Mijn moeder leerde me in die tijd om standvastig
en betrouwbaar te zijn, en om hard te werken.
's Avonds werkte ze als serveerster.
Ik weet nog dat ik dacht: ik moet doen wat ik kan,
want zij werkt zo hard. Ik moet mijn steentje bijdragen.
In een van de geboden staat:
'Zes dagen zult gij arbeiden, maar de zevende dag zult gij rusten.'
Volgens ons betekent dat dat we de sabbatdag moeten heiligen.
Er staat ook dat we zes dagen moeten werken.
Ik heb al dertien jaar dezelfde baan,
wat in deze tijd nog maar weinig voorkomt.
De beste karaktereigenschap van een goede cowboy is hard werken.
Dat is altijd de beste instelling. Dat leerde ik al jong.
Ik vind een goede werkhouding belangrijk voor mijn kinderen.
We kunnen wel 'Doe de afwas' zeggen, en hopelijk doen ze dat,
maar als ze hem niet doen, denken ze dat er niets mis is.
Maar ze weten dat er iets misgaat als ze niet voederen.
Om de een of andere reden is dat een gewoonte van hen.

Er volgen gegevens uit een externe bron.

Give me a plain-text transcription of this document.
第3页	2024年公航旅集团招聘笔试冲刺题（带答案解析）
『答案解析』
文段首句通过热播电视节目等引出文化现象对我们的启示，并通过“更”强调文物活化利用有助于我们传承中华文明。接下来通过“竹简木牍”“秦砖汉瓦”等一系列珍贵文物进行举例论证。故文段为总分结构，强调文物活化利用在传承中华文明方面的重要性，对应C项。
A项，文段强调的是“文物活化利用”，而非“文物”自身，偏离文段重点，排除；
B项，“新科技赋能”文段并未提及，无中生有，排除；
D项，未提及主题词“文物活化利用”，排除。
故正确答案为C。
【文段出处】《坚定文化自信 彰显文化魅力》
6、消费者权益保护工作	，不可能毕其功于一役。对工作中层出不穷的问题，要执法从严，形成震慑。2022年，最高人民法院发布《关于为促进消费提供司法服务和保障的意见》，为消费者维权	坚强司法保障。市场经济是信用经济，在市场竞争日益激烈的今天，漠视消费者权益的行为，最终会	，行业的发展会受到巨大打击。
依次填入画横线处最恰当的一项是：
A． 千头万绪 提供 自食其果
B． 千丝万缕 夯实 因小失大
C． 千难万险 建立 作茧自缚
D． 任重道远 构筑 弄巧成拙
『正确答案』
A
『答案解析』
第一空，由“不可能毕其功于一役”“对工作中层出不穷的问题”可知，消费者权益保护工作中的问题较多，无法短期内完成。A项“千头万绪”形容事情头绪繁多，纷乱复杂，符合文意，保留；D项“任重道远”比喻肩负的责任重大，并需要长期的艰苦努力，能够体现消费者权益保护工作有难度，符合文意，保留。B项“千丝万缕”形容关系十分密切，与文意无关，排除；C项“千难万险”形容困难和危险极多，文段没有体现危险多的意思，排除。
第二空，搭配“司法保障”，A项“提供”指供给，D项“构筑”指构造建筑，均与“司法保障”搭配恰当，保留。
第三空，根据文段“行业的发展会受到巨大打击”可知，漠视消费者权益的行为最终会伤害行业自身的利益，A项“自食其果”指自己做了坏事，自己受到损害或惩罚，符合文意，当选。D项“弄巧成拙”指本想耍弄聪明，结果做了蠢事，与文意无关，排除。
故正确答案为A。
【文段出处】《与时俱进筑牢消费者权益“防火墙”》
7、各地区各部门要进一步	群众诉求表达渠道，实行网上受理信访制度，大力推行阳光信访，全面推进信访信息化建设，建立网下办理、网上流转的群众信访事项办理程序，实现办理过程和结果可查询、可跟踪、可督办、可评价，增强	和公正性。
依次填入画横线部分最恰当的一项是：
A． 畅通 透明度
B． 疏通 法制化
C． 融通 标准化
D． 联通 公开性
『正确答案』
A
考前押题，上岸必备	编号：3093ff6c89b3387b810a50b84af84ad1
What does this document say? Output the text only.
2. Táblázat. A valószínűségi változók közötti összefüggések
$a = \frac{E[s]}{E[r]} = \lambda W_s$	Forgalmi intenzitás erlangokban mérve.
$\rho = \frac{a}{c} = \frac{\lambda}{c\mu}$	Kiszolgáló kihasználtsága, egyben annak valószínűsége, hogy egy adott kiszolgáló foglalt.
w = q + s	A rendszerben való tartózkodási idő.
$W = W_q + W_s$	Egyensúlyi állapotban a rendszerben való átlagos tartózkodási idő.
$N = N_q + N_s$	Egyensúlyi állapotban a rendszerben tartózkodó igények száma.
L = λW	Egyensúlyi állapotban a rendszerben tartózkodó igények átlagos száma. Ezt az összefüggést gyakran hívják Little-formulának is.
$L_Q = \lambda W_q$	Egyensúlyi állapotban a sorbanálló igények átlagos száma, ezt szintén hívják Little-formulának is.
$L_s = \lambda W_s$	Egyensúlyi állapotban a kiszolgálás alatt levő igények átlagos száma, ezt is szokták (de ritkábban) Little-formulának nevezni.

En het is goed dat ze met grote dieren werken,
zien wat ze kunnen, angsten overwinnen en moediger worden.
Had je me aan het eind van de middelbare school gevraagd
wat het perfecte leven is, dan zou ik dit nooit hebben bedacht.
Ik heet Drew Johnson.
Als ik over mijn leven nadenk, heb ik het gevoel dat
ik tenminste doe alsof ik een cowboy ben.
Ik ben een belegger. Ik heb vijf dochters.
Ik ben echtgenoot. En ik ben mormoon.